Stage 1: Local Development (NOW)

DATABASE_TYPE=sqlite
STORAGE_TYPE=local
QUEUE_TYPE=memory

Handles: 1 developer, testing, demos
Cost: $0
Code changes to next stage: 0


Stage 2: MVP/Prototype (1-1000 users)

DATABASE_TYPE=sqlite  # Still fine!
STORAGE_TYPE=local     # Or switch to R2
QUEUE_TYPE=memory      # Single instance OK

Handles: Early users, validation, feedback
Cost: $0-$5/month (if using R2)
Code changes: 0 (just env vars)


Stage 3: Growth (1K-100K users)

DATABASE_TYPE=postgresql
DATABASE_URL=postgresql://supabase...
STORAGE_TYPE=r2
R2_ACCOUNT_ID=...
QUEUE_TYPE=redis
REDIS_URL=redis://upstash...

Handles: Growing user base, multiple workers
Cost: $20-$100/month
Code changes: 0 (implementations already exist!)
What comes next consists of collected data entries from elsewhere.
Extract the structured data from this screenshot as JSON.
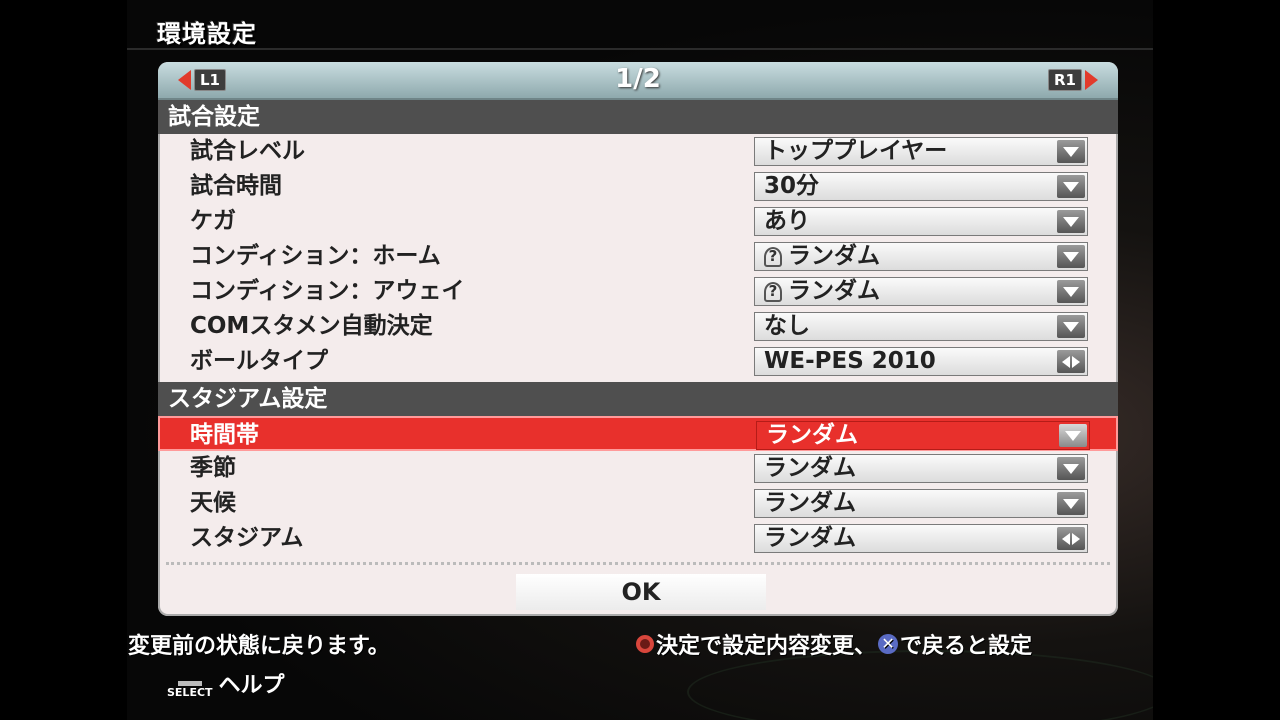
{
  "screen": {
    "title": "環境設定"
  },
  "pager": {
    "text": "1/2",
    "left_button": "L1",
    "right_button": "R1"
  },
  "sections": [
    {
      "title": "試合設定"
    },
    {
      "title": "スタジアム設定"
    }
  ],
  "match_settings": [
    {
      "label": "試合レベル",
      "value": "トッププレイヤー",
      "control": "dropdown"
    },
    {
      "label": "試合時間",
      "value": "30分",
      "control": "dropdown"
    },
    {
      "label": "ケガ",
      "value": "あり",
      "control": "dropdown"
    },
    {
      "label": "コンディション：ホーム",
      "value": "ランダム",
      "control": "dropdown",
      "icon": "condition-icon"
    },
    {
      "label": "コンディション：アウェイ",
      "value": "ランダム",
      "control": "dropdown",
      "icon": "condition-icon"
    },
    {
      "label": "COMスタメン自動決定",
      "value": "なし",
      "control": "dropdown"
    },
    {
      "label": "ボールタイプ",
      "value": "WE-PES 2010",
      "control": "selector"
    }
  ],
  "stadium_settings": [
    {
      "label": "時間帯",
      "value": "ランダム",
      "control": "dropdown",
      "selected": true
    },
    {
      "label": "季節",
      "value": "ランダム",
      "control": "dropdown"
    },
    {
      "label": "天候",
      "value": "ランダム",
      "control": "dropdown"
    },
    {
      "label": "スタジアム",
      "value": "ランダム",
      "control": "selector"
    }
  ],
  "ok_button": "OK",
  "help": {
    "description": "変更前の状態に戻ります。",
    "hint_confirm": "決定で設定内容変更、",
    "hint_back": "で戻ると設定",
    "select_chip": "SELECT",
    "select_label": "ヘルプ"
  },
  "colors": {
    "selected_row": "#e8302c",
    "section_bar": "#4f4f4f",
    "panel": "#f4ecec",
    "pager": "#9fb8bc"
  }
}
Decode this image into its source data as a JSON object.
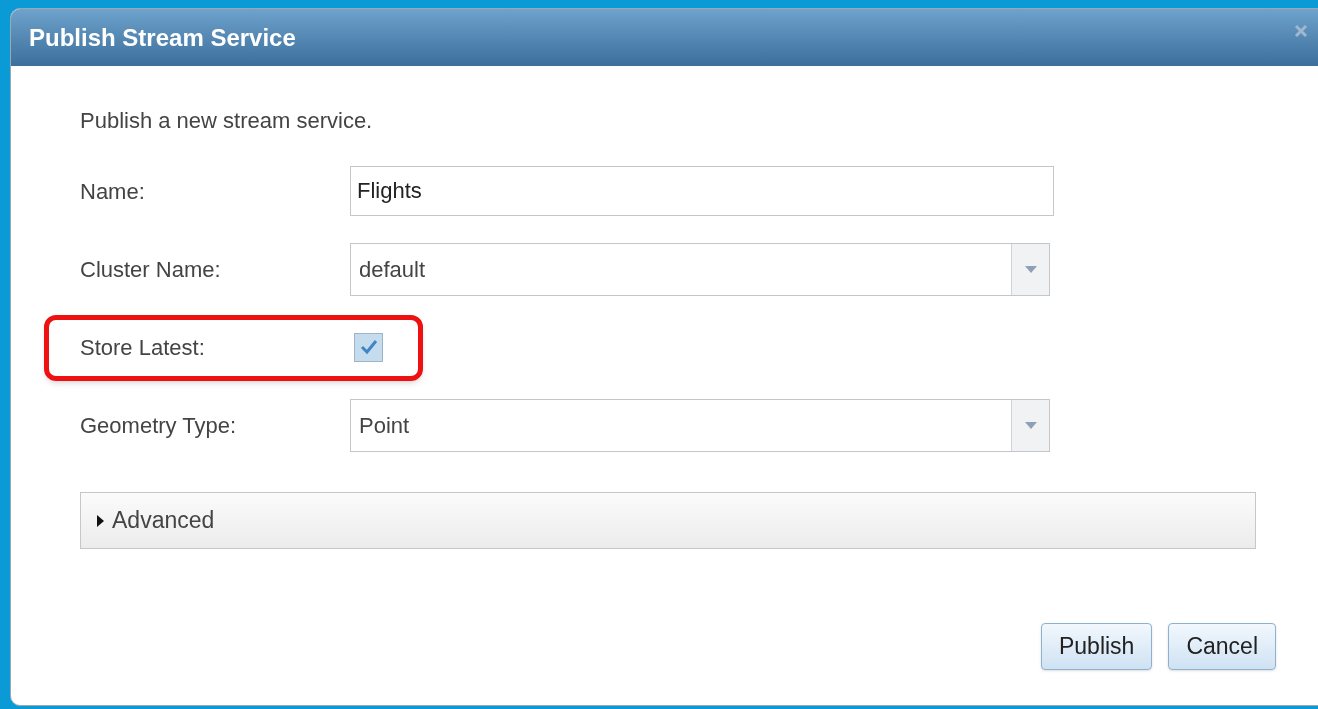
{
  "dialog": {
    "title": "Publish Stream Service"
  },
  "description": "Publish a new stream service.",
  "fields": [
    {
      "kind": "text",
      "label": "Name:",
      "value": "Flights"
    },
    {
      "kind": "select",
      "label": "Cluster Name:",
      "value": "default"
    },
    {
      "kind": "checkbox",
      "label": "Store Latest:",
      "checked": true,
      "highlighted": true
    },
    {
      "kind": "select",
      "label": "Geometry Type:",
      "value": "Point"
    }
  ],
  "advanced": {
    "label": "Advanced",
    "expanded": false
  },
  "buttons": [
    "Publish",
    "Cancel"
  ]
}
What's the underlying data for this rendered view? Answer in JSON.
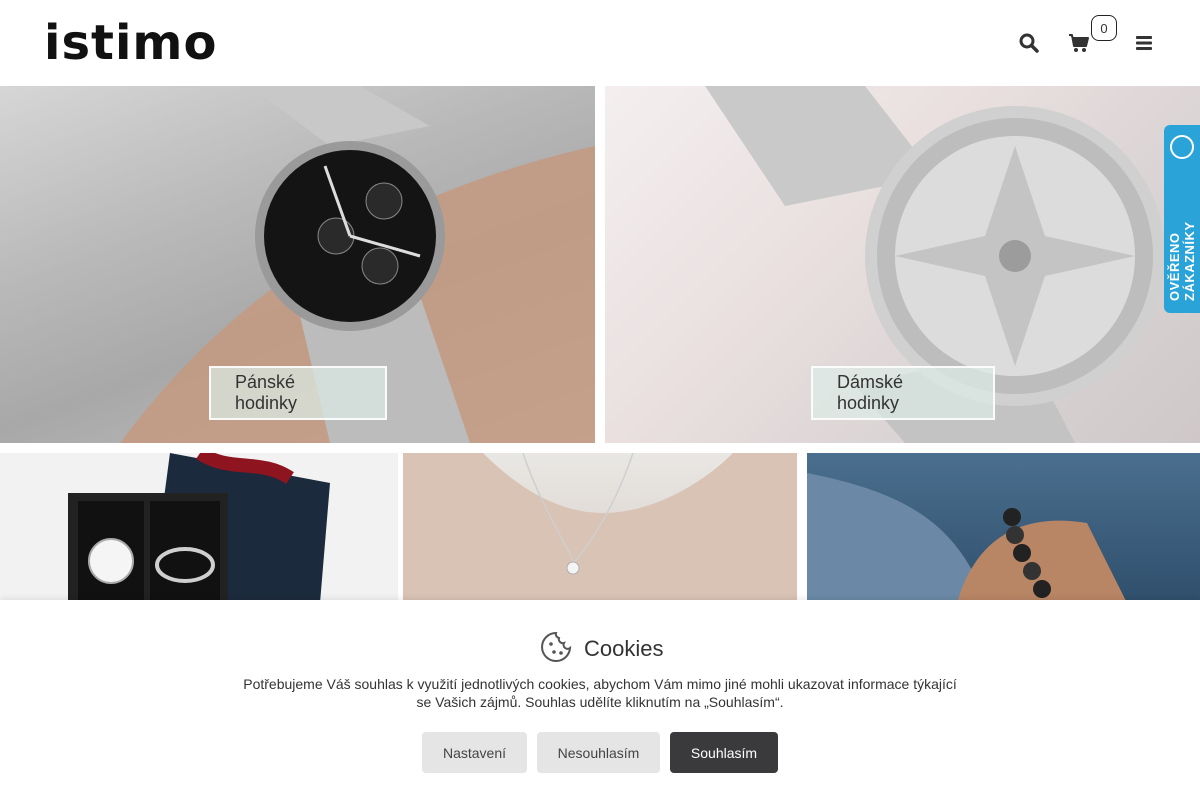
{
  "header": {
    "logo_text": "istimo",
    "cart_count": "0",
    "icons": {
      "search": "search-icon",
      "cart": "cart-icon",
      "menu": "menu-icon"
    }
  },
  "tiles": [
    {
      "label": "Pánské hodinky"
    },
    {
      "label": "Dámské hodinky"
    }
  ],
  "badge": {
    "text": "OVĚŘENO ZÁKAZNÍKY"
  },
  "cookies": {
    "title": "Cookies",
    "text": "Potřebujeme Váš souhlas k využití jednotlivých cookies, abychom Vám mimo jiné mohli ukazovat informace týkající se Vašich zájmů. Souhlas udělíte kliknutím na „Souhlasím“.",
    "buttons": {
      "settings": "Nastavení",
      "decline": "Nesouhlasím",
      "accept": "Souhlasím"
    }
  },
  "colors": {
    "accent": "#2aa3d8",
    "dark_button": "#3a3a3c",
    "light_button": "#e5e5e5"
  }
}
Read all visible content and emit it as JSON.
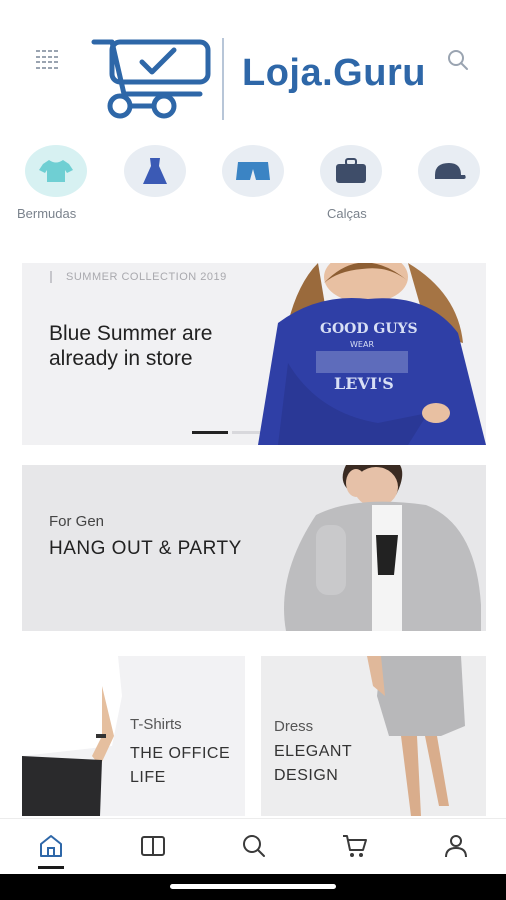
{
  "header": {
    "brand": "Loja.Guru",
    "menu_icon": "grid-menu-icon",
    "search_icon": "search-icon",
    "brand_color": "#2e67a8"
  },
  "categories": [
    {
      "label": "Bermudas",
      "icon": "shirt-icon",
      "active": true
    },
    {
      "label": "",
      "icon": "dress-icon",
      "active": false
    },
    {
      "label": "",
      "icon": "shorts-icon",
      "active": false
    },
    {
      "label": "Calças",
      "icon": "bag-icon",
      "active": false
    },
    {
      "label": "",
      "icon": "cap-icon",
      "active": false
    }
  ],
  "banners": {
    "summer": {
      "eyebrow": "SUMMER COLLECTION 2019",
      "title": "Blue Summer are already in store"
    },
    "party": {
      "subtitle": "For Gen",
      "title": "HANG OUT & PARTY"
    },
    "tshirts": {
      "subtitle": "T-Shirts",
      "title": "THE OFFICE LIFE"
    },
    "dress": {
      "subtitle": "Dress",
      "title": "ELEGANT DESIGN"
    }
  },
  "bottom_nav": [
    {
      "icon": "home-icon",
      "active": true
    },
    {
      "icon": "catalog-icon",
      "active": false
    },
    {
      "icon": "search-icon",
      "active": false
    },
    {
      "icon": "cart-icon",
      "active": false
    },
    {
      "icon": "profile-icon",
      "active": false
    }
  ],
  "colors": {
    "accent": "#2e67a8",
    "active_category_bg": "#d7f1f2",
    "category_bg": "#e8edf3",
    "sweater_blue": "#2f3fa6"
  }
}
Stage 4: Scale (100K-100M users)

# Same as Stage 3, just bigger infrastructure
DATABASE_TYPE=postgresql  # Aurora, CockroachDB, etc.
STORAGE_TYPE=r2           # Multi-region buckets
QUEUE_TYPE=redis          # Redis Cluster

Additional: Load balancers, CDN, caching, horizontal scaling
Code changes: 0 for core platform, add caching layers, read replicas


Implementation Benefits

1. Zero-Friction Local Development

# Clone repo
git clone ...

# Activate venv
cd backend
.\activate.ps1

# Install deps
pip install -r requirements.txt

# Run migrations
alembic upgrade head

# Start server
uvicorn main:app --reload

No external services needed! SQLite DB and local storage auto-created.

2. Environment Parity

  • Developer machine: SQLite + local storage
  • Staging: PostgreSQL + R2
  • Production: PostgreSQL + R2
  • Same code across all environments

3. Easy Testing

# Unit tests use in-memory backends
@pytest.fixture
def storage():
    return LocalStorageService()

# Integration tests use real backends
@pytest.fixture
def storage():
    return R2StorageService()  # Test account

4. Gradual Migration

Can migrate one component at a time:

DATABASE_TYPE=sqlite       # Still local
STORAGE_TYPE=r2            # Moved to cloud
QUEUE_TYPE=memory          # Still local

Code Examples

Upload Endpoint (Never Changes)

@router.post("/upload")
async def upload_document(file: UploadFile):
    # Factory returns correct implementation
    storage = get_storage_service()
    queue = get_queue_service()
    
    # Code same for local FS or R2
    url = await storage.upload(key, data, content_type)
    
    # Code same for memory or Redis
    task_id = await queue.enqueue("process", {...})
    
    return {"job_id": ...}

Adding New Backend

# 1. Create new implementation
class S3StorageService(StorageService):
    async def upload(...):
        # AWS S3 logic
    
# 2. Update factory
def get_storage_service():
    if settings.STORAGE_TYPE == "s3":
        return S3StorageService()
    ...

# 3. Update config
STORAGE_TYPE=s3
AWS_ACCESS_KEY=...

No changes to upload endpoint or any business logic!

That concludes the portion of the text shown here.